There is now a serious shortage of creative spaces in Dublin city. While groups like mArt have worked hard to meet the need, supply is getting tighter as the otherwise empty buildings that been used by artists are cleared for redevelopment.

Sadly that redevelopment usually means another hotel or more unaffordable purpose-built student accommodation. That is not the type of housing that residents of Dublin urgently need.

The recent planning decision in Portobello harbour is a typical example.
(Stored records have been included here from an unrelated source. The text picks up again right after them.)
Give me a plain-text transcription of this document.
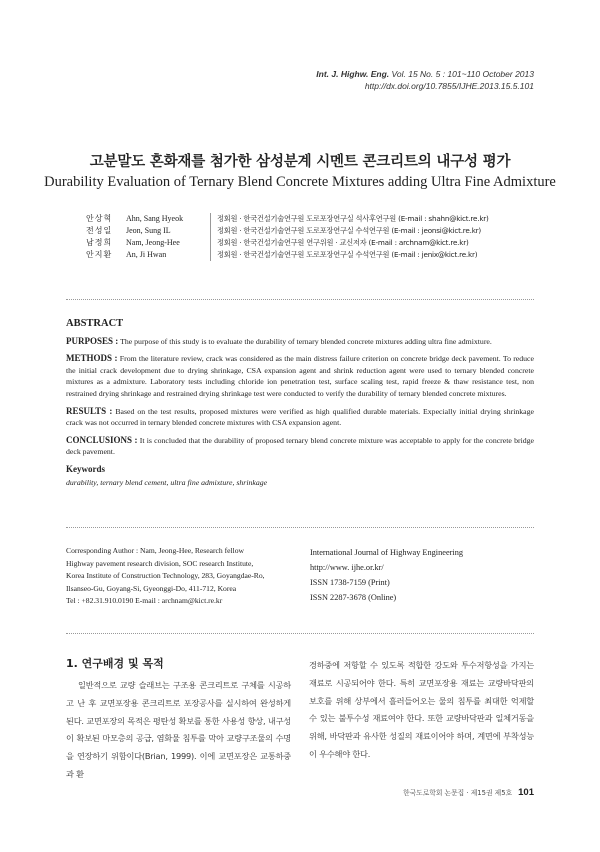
Int. J. Highw. Eng. Vol. 15 No. 5 : 101~110 October 2013
http://dx.doi.org/10.7855/IJHE.2013.15.5.101
고분말도 혼화재를 첨가한 삼성분계 시멘트 콘크리트의 내구성 평가
Durability Evaluation of Ternary Blend Concrete Mixtures adding Ultra Fine Admixture
안상혁	Ahn, Sang Hyeok	정회원 · 한국건설기술연구원 도로포장연구실 석사후연구원 (E-mail : shahn@kict.re.kr)
전성일	Jeon, Sung IL	정회원 · 한국건설기술연구원 도로포장연구실 수석연구원 (E-mail : jeonsi@kict.re.kr)
남정희	Nam, Jeong-Hee	정회원 · 한국건설기술연구원 연구위원 · 교신저자 (E-mail : archnam@kict.re.kr)
안지환	An, Ji Hwan	정회원 · 한국건설기술연구원 도로포장연구실 수석연구원 (E-mail : jenix@kict.re.kr)
ABSTRACT

PURPOSES : The purpose of this study is to evaluate the durability of ternary blended concrete mixtures adding ultra fine admixture.

METHODS : From the literature review, crack was considered as the main distress failure criterion on concrete bridge deck pavement. To reduce the initial crack development due to drying shrinkage, CSA expansion agent and shrink reduction agent were used to ternary blended concrete mixtures as a admixture. Laboratory tests including chloride ion penetration test, surface scaling test, rapid freeze & thaw resistance test, non restrained drying shrinkage and restrained drying shrinkage test were conducted to verify the durability of ternary blended concrete mixtures.

RESULTS : Based on the test results, proposed mixtures were verified as high qualified durable materials. Expecially initial drying shrinkage crack was not occurred in ternary blended concrete mixtures with CSA expansion agent.

CONCLUSIONS : It is concluded that the durability of proposed ternary blend concrete mixture was acceptable to apply for the concrete bridge deck pavement.

Keywords
durability, ternary blend cement, ultra fine admixture, shrinkage
Corresponding Author : Nam, Jeong-Hee, Research fellow
Highway pavement research division, SOC research Institute,
Korea Institute of Construction Technology, 283, Goyangdae-Ro,
Ilsanseo-Gu, Goyang-Si, Gyeonggi-Do, 411-712, Korea
Tel : +82.31.910.0190 E-mail : archnam@kict.re.kr
International Journal of Highway Engineering
http://www. ijhe.or.kr/
ISSN 1738-7159 (Print)
ISSN 2287-3678 (Online)
1. 연구배경 및 목적
일반적으로 교량 슬래브는 구조용 콘크리트로 구체를 시공하고 난 후 교면포장용 콘크리트로 포장공사를 실시하여 완성하게 된다. 교면포장의 목적은 평탄성 확보를 통한 사용성 향상, 내구성이 확보된 마모층의 공급, 염화물 침투를 막아 교량구조물의 수명을 연장하기 위함이다(Brian, 1999). 이에 교면포장은 교통하중과 환
경하중에 저항할 수 있도록 적합한 강도와 투수저항성을 가지는 재료로 시공되어야 한다. 특히 교면포장용 재료는 교량바닥판의 보호를 위해 상부에서 흘러들어오는 물의 침투를 최대한 억제할 수 있는 불투수성 재료여야 한다. 또한 교량바닥판과 일체거동을 위해, 바닥판과 유사한 성질의 재료이어야 하며, 계면에 부착성능이 우수해야 한다.
한국도로학회 논문집 · 제15권 제5호 101
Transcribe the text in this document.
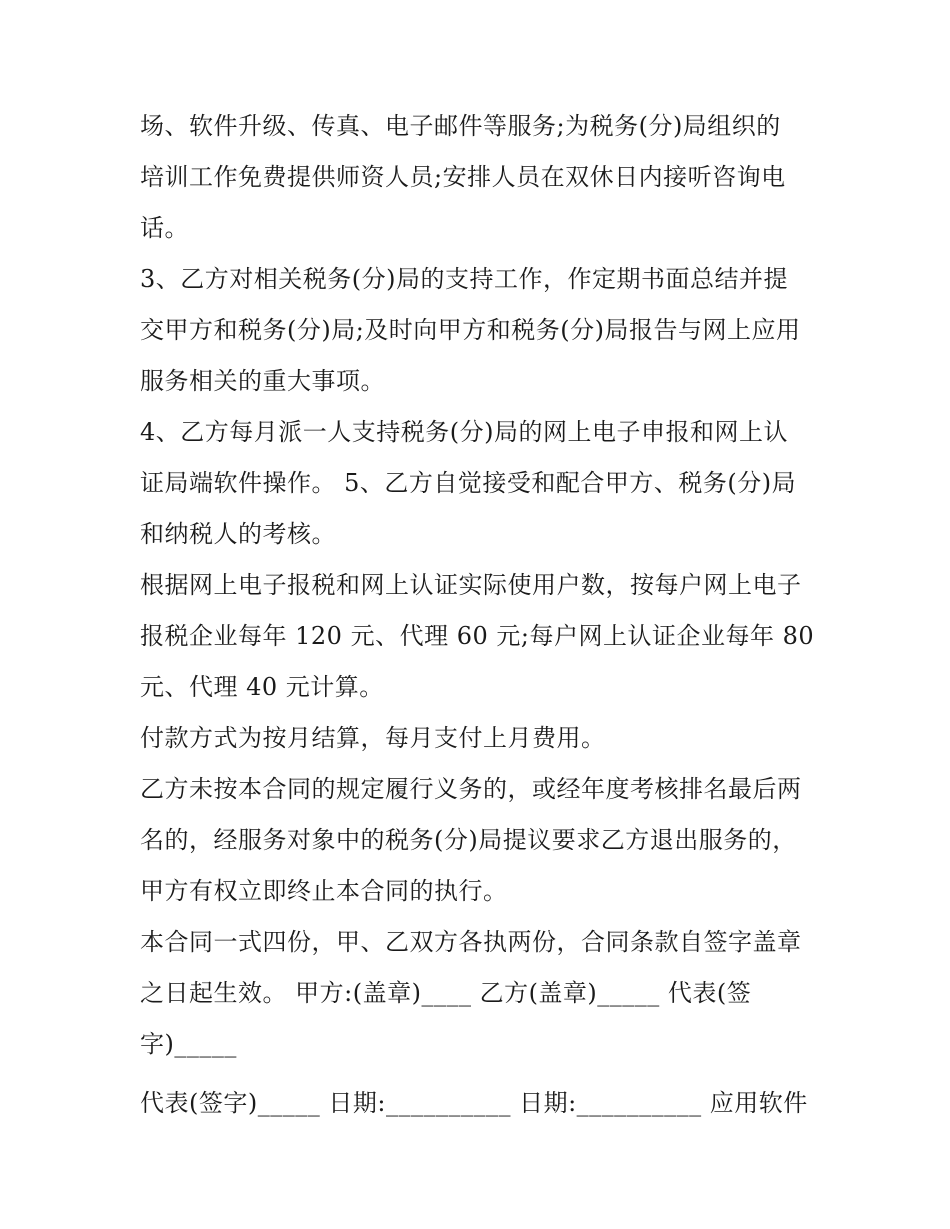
场、软件升级、传真、电子邮件等服务;为税务(分)局组织的
培训工作免费提供师资人员;安排人员在双休日内接听咨询电
话。
3、乙方对相关税务(分)局的支持工作，作定期书面总结并提
交甲方和税务(分)局;及时向甲方和税务(分)局报告与网上应用
服务相关的重大事项。
4、乙方每月派一人支持税务(分)局的网上电子申报和网上认
证局端软件操作。 5、乙方自觉接受和配合甲方、税务(分)局
和纳税人的考核。
根据网上电子报税和网上认证实际使用户数，按每户网上电子
报税企业每年 120 元、代理 60 元;每户网上认证企业每年 80
元、代理 40 元计算。
付款方式为按月结算，每月支付上月费用。
乙方未按本合同的规定履行义务的，或经年度考核排名最后两
名的，经服务对象中的税务(分)局提议要求乙方退出服务的，
甲方有权立即终止本合同的执行。
本合同一式四份，甲、乙双方各执两份，合同条款自签字盖章
之日起生效。 甲方:(盖章)____ 乙方(盖章)_____ 代表(签
字)_____
代表(签字)_____ 日期:__________ 日期:__________ 应用软件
I’m not opposed to redevelopment but we do need to be mindful of what is being lost and ensure that new studio spaces are found for the artists, who are displaced by it.  
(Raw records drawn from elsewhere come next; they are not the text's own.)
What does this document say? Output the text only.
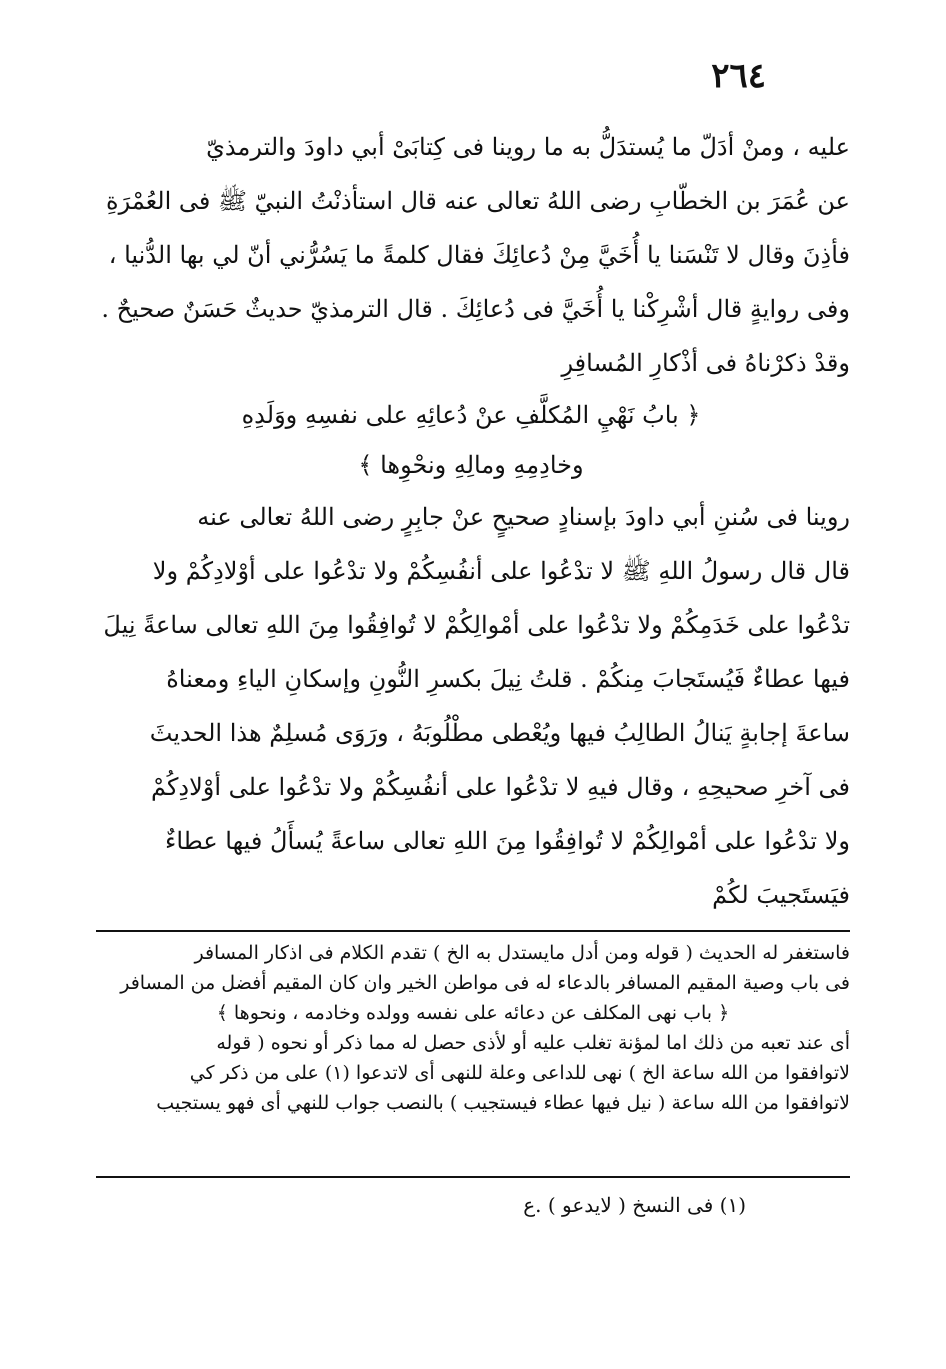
٢٦٤
عليه ، ومنْ أدَلّ ما يُستدَلُّ به ما روينا فى كِتابَىْ أبي داودَ والترمذيّ
عن عُمَرَ بن الخطّابِ رضى اللهُ تعالى عنه قال استأذنْتُ النبيّ ﷺ فى العُمْرَةِ
فأذِنَ وقال لا تَنْسَنا يا أُخَيَّ مِنْ دُعائِكَ فقال كلمةً ما يَسُرُّني أنّ لي بها الدُّنيا ،
وفى روايةٍ قال أشْرِكْنا يا أُخَيَّ فى دُعائِكَ . قال الترمذيّ حديثٌ حَسَنٌ صحيحٌ .
وقدْ ذكرْناهُ فى أذْكارِ المُسافِرِ
﴿ بابُ نَهْيِ المُكلَّفِ عنْ دُعائِهِ على نفسِهِ ووَلَدِهِ
وخادِمِهِ ومالِهِ ونحْوِها ﴾
روينا فى سُننِ أبي داودَ بإسنادٍ صحيحٍ عنْ جابِرٍ رضى اللهُ تعالى عنه
قال قال رسولُ اللهِ ﷺ لا تدْعُوا على أنفُسِكُمْ ولا تدْعُوا على أوْلادِكُمْ ولا
تدْعُوا على خَدَمِكُمْ ولا تدْعُوا على أمْوالِكُمْ لا تُوافِقُوا مِنَ اللهِ تعالى ساعةً نِيلَ
فيها عطاءٌ فَيُستَجابَ مِنكُمْ . قلتُ نِيلَ بكسرِ النُّونِ وإسكانِ الياءِ ومعناهُ
ساعةَ إجابةٍ يَنالُ الطالِبُ فيها ويُعْطى مطْلُوبَهُ ، ورَوَى مُسلِمٌ هذا الحديثَ
فى آخرِ صحيحِهِ ، وقال فيهِ لا تدْعُوا على أنفُسِكُمْ ولا تدْعُوا على أوْلادِكُمْ
ولا تدْعُوا على أمْوالِكُمْ لا تُوافِقُوا مِنَ اللهِ تعالى ساعةً يُسأَلُ فيها عطاءٌ
فيَستَجيبَ لكُمْ
فاستغفر له الحديث ( قوله ومن أدل مايستدل به الخ ) تقدم الكلام فى اذكار المسافر
فى باب وصية المقيم المسافر بالدعاء له فى مواطن الخير وان كان المقيم أفضل من المسافر
﴿ باب نهى المكلف عن دعائه على نفسه وولده وخادمه ، ونحوها ﴾
أى عند تعبه من ذلك اما لمؤنة تغلب عليه أو لأذى حصل له مما ذكر أو نحوه ( قوله
لاتوافقوا من الله ساعة الخ ) نهى للداعى وعلة للنهى أى لاتدعوا (١) على من ذكر كي
لاتوافقوا من الله ساعة ( نيل فيها عطاء فيستجيب ) بالنصب جواب للنهي أى فهو يستجيب
(١) فى النسخ ( لايدعو ) .ع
If we don’t act, we risk Dublin losing its deep-rooted cultural authenticity and turning into another carbon copy of every other major city, with the same ubiquitous shops and food chains and very little in between.

The challenge is to try and hold on to that which makes Dublin unique – and the plan for Poolbeg West provides a template to do this. 

The guaranteed inclusion of the 40 artist’s studios in Poolbeg West came about because Green Party councillors tabled a motion at Dublin City Council – in an effort to protect and provide for cultural and creative spaces in the city.

Our colleagues on the council backed our idea and so a stipulation was added to the plan for the area.

If we want to retain our creative and cultural spaces in Dublin we have to be proactive and work to make space for them.

(This is just a beginning – if we are really serious we also need to look at the financial support we offer to cultural, creative and community groups, even tiny amounts of money can help groups that run on a shoestring.)

National planning legislation provides for a minimum amount of social housing in developments of a certain size – so why not bring in a minimum number of creative and community spaces in each large-scale development too? 

The Poolbeg West SDZ shows what can be achieved with proper planning. 

I believe it provides a template for development, that not only should we continue to use in Dublin but which other urban-based councils across Ireland could also consider implementing. 

Patrick Costello is Green Party councillor for Rathgar-Rathmines.